Klinik-Führer Rhein-Ruhr 2010/2011 ist erschienen
Er hilft dem Patienten, die richtige Krankenhauswahl zu treffen
Im Mai 2010 ist die vierte Auflage des Klinik-Führer Rhein-Ruhr erschienen. Teilnehmende Krankenhäuser haben so wieder die Möglichkeit, den Patienten einen Überblick über ihr Leistungsspektrum sowie die Qualität ihrer medizinischen Versorgung zu geben.
Was müssen Patienten vor einem Klinik-Aufenthalt wissen?

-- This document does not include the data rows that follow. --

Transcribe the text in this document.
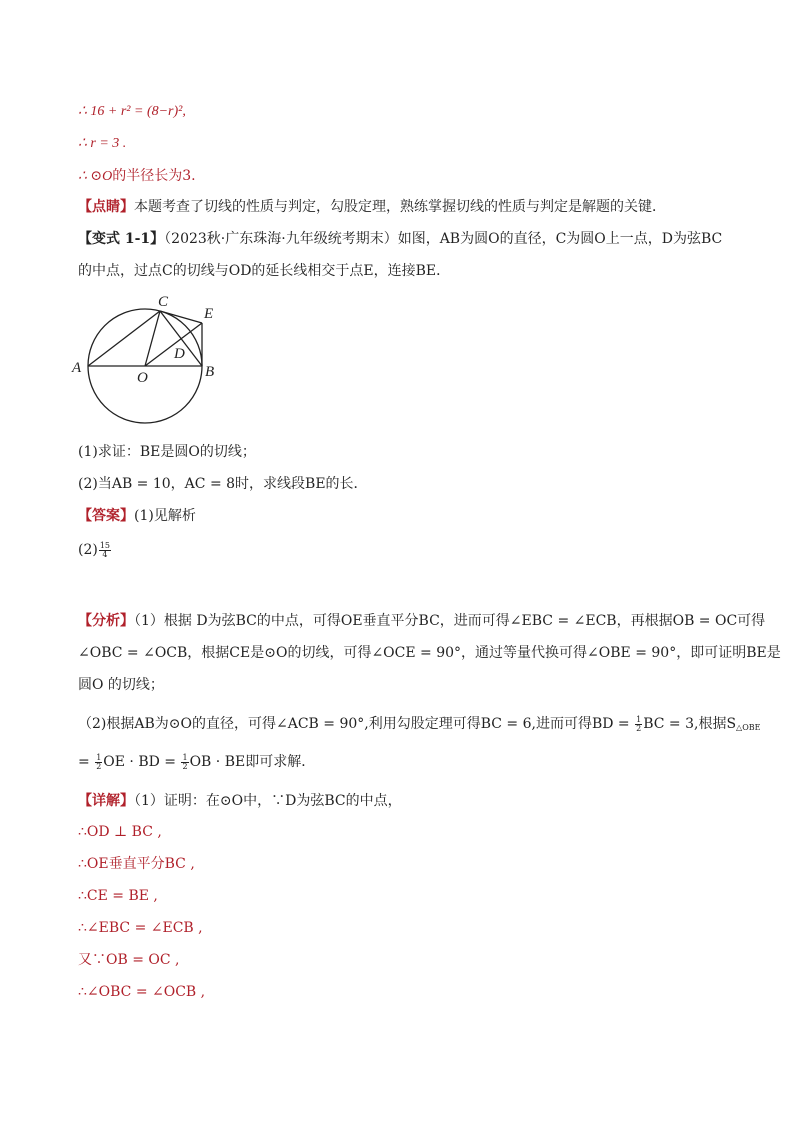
∴ 16 + r² = (8−r)²,
∴ r = 3 .
∴ ⊙O的半径长为3.
【点睛】本题考查了切线的性质与判定，勾股定理，熟练掌握切线的性质与判定是解题的关键．
【变式 1-1】（2023秋·广东珠海·九年级统考期末）如图，AB为圆O的直径，C为圆O上一点，D为弦BC
的中点，过点C的切线与OD的延长线相交于点E，连接BE．
A	B
C
D
E
O
(1)求证：BE是圆O的切线；
(2)当AB = 10，AC = 8时，求线段BE的长．
【答案】(1)见解析
$(2) \frac{15}{4}$
【分析】（1）根据 D为弦BC的中点，可得OE垂直平分BC，进而可得∠EBC = ∠ECB，再根据OB = OC可得
∠OBC = ∠OCB，根据CE是⊙O的切线，可得∠OCE = 90°，通过等量代换可得∠OBE = 90°，即可证明BE是
圆O 的切线；
（2)根据AB为⊙O的直径，可得∠ACB = 90°,利用勾股定理可得BC = 6,进而可得BD = $\frac{1}{2}$ BC = 3,根据$S_{\triangle OBE}$
= $\frac{1}{2}$ OE · BD = $\frac{1}{2}$ OB · BE即可求解．
【详解】（1）证明：在⊙O中，∵D为弦BC的中点，
∴OD ⊥ BC ,
∴OE垂直平分BC ,
∴CE = BE ,
∴∠EBC = ∠ECB ,
又∵OB = OC ,
∴∠OBC = ∠OCB ,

Ziel des Klinik-Führers ist es, die Patienten leicht verständlich und umfassend über Angebote und Qualität der teilnehmenden Krankenhäuser im Rhein- und Ruhrgebiet zu informieren. Zusätzlich machen die Kliniken ihre Leistungen vergleichbar und haben die Möglichkeit, diese zu prüfen und, wenn nötig, zu verbessern. Um möglichst alle Aspekte, welche für einen Klinik-Aufenthalt relevant sind, aufzuführen, werden im Klinik-Führer 2010/2011 wieder vier Perspektiven untersucht:
- Patientenbefragung
Wie beurteilen entlassene Patienten ihren stationären
Klinikaufenthalt?
- Ärztebefragung
Wie zufrieden sind niedergelassene Ärzte mit Kommunikation
und Versorgungsqualität der Kliniken, in die sie
Patienten einweisen?
- Qualitätsanalyse
Wie ist die Behandlungsqualität der teilnehmenden
Krankenhäuser?
- Kennzahlen
Wie sind die Kennzahlen "Stationäre Fallzahlen“,
"Fälle pro Facharzt", "Patientenauslastung Pflege"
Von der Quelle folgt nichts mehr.